20.2.4 Example: Grouped logistic regression model

Suppose \(y_i\) is a binomial proportion based on \(m_i\) trials. The grouped logistic regression model is the GLM based on the binomial EDM with \(\phi_0 = 1\) (known), \(w_i = 1/m_i\), \(o_i = 0\), and the canonical link function:

\[ m_i y_i \sim \text{Bin}(m_i, \mu_i); \quad \eta_i = \log \frac{\mu_i}{1-\mu_i} = o_i + \boldsymbol x^T_{i*}\boldsymbol{\beta}. \]

Note that a binomial proportion \(y_i\) based on \(m_i\) trials and a success probability of \(\mu_i\) can be equivalently represented as \(m_i\) independent Bernoulli draws with the same success probability \(\mu_i\). Therefore, any grouped logistic regression model can be equivalently represented as an ungrouped logistic regression model with \(\sum_{i = 1}^n m_i\) observations. We will see that, despite this equivalence, grouped logistic regression models have some useful properties that ungrouped logistic regression models do not.

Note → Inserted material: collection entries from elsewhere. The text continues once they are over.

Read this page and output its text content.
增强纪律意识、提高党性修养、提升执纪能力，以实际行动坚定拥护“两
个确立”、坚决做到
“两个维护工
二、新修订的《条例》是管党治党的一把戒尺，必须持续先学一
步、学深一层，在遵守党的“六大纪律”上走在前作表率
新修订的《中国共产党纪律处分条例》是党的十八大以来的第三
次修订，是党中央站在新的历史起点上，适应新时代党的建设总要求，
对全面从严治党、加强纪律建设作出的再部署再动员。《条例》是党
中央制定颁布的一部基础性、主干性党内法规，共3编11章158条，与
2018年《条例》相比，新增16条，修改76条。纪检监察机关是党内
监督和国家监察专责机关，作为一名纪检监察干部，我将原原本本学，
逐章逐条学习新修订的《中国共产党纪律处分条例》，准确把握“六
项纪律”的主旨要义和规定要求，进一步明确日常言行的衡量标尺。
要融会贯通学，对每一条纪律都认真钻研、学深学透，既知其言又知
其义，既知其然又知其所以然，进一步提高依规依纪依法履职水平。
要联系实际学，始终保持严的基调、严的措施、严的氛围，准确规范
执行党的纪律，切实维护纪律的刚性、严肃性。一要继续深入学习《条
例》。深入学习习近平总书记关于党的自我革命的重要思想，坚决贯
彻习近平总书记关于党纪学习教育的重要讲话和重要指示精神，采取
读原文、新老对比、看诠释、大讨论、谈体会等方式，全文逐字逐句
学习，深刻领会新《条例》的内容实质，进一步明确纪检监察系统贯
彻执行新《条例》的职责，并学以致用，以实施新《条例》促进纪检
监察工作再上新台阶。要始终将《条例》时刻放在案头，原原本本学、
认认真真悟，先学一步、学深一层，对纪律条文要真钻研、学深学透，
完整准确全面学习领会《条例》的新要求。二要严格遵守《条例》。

20.2.5 Example: Poisson regression model

Poisson regression is the Poisson EDM with \(\phi_0 = 1\) (known), \(w_i = 1\), \(o_i = 0\), and the canonical link function:

\[ y_i \overset{\text{ind}}\sim \text{Poi}(\mu_i); \quad \eta_i = \theta_i = \log \mu_i = \boldsymbol x_{i*}^T \boldsymbol{\beta}. \]

Thus the canonical link function for Poisson regression is the log link function \(g(\mu) = \log \mu\).